Ölümünden kısa süre önce verdiği söyleşide, yaşamında onu en çok etkileyen, ona ilham veren üç insanın John Lennon, Che Guevara ve Fidel Castro olduğunu söylüyordu. Küba, hayalindeki Brezilya’ydı. “Keşke Küba’da dünyaya gelseydim!” demiş. Hayalinde yatan, herkesin aynı fırsatlara sahip olduğu, eşitliğin temel olduğu, zenginle, yoksul arasındaki farkın uçurum olmadığı ülke…

1982 Brezilya’sını formasını giydiği en özel takım olarak tanımlıyordu. 1986 Dünya Kupasının Brezilya takımı ona göre bir önceki turnuvaya göre daha zayıftı. 1982’nin takımını inşa etmek üç sene sürmüş, 1986’nın derme çatma takımı ise bir kaç haftada bir araya getirilmişti. Ancak hayat karşısındaki duruşu, politik görüşü, futboldan, kazanılan kupalardan, zaferlerden çok ama çok daha önemliydi. Dünya Kupasını hiç kaldıramamış olmasına üzülüp üzülmediğini soran bir gazeteciye şöyle cevap vermişti: “Unvanların ne ehemmiyeti var? Biz oynadığımız oyunla turnuvaya heyecan getirmiştik. Biz o turnuvanın en keyif veren takımıydık.
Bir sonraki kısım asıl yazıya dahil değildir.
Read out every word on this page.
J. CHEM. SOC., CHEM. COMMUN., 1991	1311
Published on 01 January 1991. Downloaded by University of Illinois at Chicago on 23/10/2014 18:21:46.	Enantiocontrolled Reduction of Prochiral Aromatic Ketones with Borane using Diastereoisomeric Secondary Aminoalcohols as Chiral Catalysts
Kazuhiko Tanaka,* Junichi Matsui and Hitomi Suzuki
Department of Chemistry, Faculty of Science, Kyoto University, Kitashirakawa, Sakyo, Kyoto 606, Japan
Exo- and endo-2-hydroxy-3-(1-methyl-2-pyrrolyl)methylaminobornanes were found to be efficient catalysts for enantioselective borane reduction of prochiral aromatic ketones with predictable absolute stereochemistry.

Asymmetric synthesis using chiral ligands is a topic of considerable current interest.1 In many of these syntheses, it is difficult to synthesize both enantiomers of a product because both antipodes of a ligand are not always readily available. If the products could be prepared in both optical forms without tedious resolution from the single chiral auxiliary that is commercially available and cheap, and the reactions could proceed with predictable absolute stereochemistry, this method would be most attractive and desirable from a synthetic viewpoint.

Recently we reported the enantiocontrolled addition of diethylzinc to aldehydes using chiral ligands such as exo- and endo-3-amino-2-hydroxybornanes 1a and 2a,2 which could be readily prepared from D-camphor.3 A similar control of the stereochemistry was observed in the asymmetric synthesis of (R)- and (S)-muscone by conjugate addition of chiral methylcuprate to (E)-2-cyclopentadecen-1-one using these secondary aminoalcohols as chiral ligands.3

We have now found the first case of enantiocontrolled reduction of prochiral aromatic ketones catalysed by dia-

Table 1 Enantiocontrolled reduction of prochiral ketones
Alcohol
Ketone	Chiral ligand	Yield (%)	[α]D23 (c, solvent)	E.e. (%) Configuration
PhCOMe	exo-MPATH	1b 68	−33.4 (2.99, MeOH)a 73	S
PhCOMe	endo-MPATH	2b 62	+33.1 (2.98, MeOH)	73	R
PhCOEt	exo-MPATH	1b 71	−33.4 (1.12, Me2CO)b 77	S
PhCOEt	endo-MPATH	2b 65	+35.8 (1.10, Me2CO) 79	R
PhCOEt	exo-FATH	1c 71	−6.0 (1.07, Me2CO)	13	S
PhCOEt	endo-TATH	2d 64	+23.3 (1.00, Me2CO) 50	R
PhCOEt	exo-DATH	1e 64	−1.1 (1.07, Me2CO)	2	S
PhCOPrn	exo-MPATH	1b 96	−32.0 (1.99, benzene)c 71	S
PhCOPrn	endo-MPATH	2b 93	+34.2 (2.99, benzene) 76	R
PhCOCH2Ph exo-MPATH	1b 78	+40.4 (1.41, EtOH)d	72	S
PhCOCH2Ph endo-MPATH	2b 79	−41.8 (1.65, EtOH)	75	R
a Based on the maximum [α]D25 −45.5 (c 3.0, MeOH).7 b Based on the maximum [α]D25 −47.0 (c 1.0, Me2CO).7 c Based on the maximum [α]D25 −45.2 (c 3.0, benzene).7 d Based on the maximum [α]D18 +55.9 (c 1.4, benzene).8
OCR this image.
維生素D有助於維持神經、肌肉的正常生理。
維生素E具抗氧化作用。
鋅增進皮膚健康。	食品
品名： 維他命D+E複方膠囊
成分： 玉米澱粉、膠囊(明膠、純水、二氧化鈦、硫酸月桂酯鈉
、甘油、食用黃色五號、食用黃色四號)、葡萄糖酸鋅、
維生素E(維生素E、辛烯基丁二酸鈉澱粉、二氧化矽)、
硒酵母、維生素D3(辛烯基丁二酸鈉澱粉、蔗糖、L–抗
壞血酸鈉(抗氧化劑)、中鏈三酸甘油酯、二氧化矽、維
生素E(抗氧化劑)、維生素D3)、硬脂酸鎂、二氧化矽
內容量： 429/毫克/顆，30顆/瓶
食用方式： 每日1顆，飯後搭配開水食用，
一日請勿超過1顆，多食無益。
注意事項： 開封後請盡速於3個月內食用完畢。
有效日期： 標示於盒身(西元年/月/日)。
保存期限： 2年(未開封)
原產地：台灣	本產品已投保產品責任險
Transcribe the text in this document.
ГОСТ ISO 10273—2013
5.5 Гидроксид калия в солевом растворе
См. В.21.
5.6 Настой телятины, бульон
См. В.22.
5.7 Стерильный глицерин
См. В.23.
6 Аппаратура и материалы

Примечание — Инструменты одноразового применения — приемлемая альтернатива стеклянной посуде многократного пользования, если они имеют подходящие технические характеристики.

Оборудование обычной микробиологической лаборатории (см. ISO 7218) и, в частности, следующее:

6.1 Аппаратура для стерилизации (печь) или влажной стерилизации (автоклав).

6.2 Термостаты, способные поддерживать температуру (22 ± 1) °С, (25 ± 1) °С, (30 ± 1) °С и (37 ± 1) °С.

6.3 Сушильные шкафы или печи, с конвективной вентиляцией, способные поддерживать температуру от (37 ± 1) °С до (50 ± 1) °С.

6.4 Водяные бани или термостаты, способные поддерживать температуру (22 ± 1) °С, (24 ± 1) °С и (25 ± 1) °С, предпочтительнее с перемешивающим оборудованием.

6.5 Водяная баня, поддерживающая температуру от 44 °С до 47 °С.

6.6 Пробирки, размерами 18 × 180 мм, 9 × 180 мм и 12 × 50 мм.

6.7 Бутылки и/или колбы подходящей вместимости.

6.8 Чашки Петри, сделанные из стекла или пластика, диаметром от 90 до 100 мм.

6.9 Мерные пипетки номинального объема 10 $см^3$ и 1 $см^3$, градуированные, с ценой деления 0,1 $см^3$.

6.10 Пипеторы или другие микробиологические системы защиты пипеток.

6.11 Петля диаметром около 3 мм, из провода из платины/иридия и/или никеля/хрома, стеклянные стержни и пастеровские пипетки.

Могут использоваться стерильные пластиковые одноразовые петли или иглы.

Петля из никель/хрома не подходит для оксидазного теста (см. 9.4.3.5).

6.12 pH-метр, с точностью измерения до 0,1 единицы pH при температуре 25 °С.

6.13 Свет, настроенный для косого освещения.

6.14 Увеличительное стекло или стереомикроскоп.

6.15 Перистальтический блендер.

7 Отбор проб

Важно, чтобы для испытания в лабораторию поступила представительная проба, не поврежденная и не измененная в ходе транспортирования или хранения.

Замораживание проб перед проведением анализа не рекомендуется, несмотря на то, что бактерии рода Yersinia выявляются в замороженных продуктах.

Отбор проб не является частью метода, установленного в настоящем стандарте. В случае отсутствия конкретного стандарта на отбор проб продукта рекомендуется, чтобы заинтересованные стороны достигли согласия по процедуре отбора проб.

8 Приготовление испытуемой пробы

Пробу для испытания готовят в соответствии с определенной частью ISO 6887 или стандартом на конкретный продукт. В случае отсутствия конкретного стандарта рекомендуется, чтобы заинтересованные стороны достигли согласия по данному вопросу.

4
Sorun bakalım insanlara, 1982 Dünya Kupasından neyi hatırlarlar? Ben söyleyeyim, İtalya’yı değil, Brezilya’yı!”
Kariyerinin ilerleyen zamanlarında kendisine sunulan, Pele gibi futbol elçisi olma önerisini elinin tersi ile itmiş. Endüstriyel futbolun, ıvır zıvırla uğraşan ticari kuklası olmak istemediğindendir muhtemel…

***

4 Aralık 2011 tarihinde, Sao Paul’daki Albert Einstein Hastanesi’nde geride altı çocuğunu ve arkasından ağlayan bir ulusu bırakarak aramızdan ayrıldığında 57 yaşındaydı Socrates. Yoksulluğun kader olduğu topraklarda düzenlenen ve hemen her gün büyük protestolara sahne olan 2014 Dünya Kupasını göremedi. Turnuvanın Brezilya’ya verildiği açıklandığında, durumdan hiç memnun olmamıştı. Kupanın ülkeye hiçbir şey kazandırmayacağını, maliyetin halkın cebinden çıkacağını, zenginlerin daha da zenginleşeceğini, yolsuzluğun ve hırsızlığın tavan yapacağını düşünüyordu. Ülkede Dünya Kupası düzenlemek, başta sağlık ve ulaşım olmak üzere kamu harcamalarının kısılması demekti. Bu yüzden Brezilya halkı daha fakirleşecek ve Kupa’nın halka hiçbir getirisi olmayacaktı.
Geçenlerde bir internet sitesinde rastladığım, ev sahibi takımın maçının başlamasına yakın stada akan sarı formalı taraftarların arasında, çöp yığınları içinde yiyecek arayan bir kadının fotoğrafı Socrates’in haklılığını anlatıyordu görmesini bilenlere. O yüzden kendi adıma, 2014 Dünya Kupasından geriye kalan sanırım o fotoğraf karesi olacak. Zira o güzel Brezilyalının söylediği gibi, “Maç dediğin 90 dakika sonunda biter, ama hayat devam eder!”

Ziya Adnan
23 Haziran 2014

Socrates

Rudolph Valentino yüzlü Çingene…

Rudolph Valentino yüzlü Çingene…

Uzaklardan…

“Bir gece tüm parasını bir kumarhanede yitirdi. Başka bir gece kim bilir nerede yitirdi yaşama sevincini? Son gecesinde ise bir yoksullar yurdunda sayıklayarak öldü…”
Eduardo Galeano

Futbolun bilindik klişesidir, kafa gollerini benimsemiş topçular için “hava toplarında çok iyi” derler. Genelde uzun olur bunlar, fiziklerini iyi kullanırlar, iyi sıçrarlar. İlk etapta aklıma gelenler Miroslav Klose, Jan Koller, Luca Toni, Alan Shearer, bizde ise Hakan Şükür… Ama bir tanesi var ki, anlatmadan olmaz. “Rio’nun Prensi” olarak bilinirmiş futbol oynadığı siyah beyaz yillarda, yetenekli, karizmatik ama aynı zamanda öfkesini kontrol edemeyen bir deli… Bu vesileyle anlatalım günümüzden çok zaman önce yaşamış, belki de yeşil sahaların gelmiş geçmiş en iyi kafacısının hazin hikâyesini…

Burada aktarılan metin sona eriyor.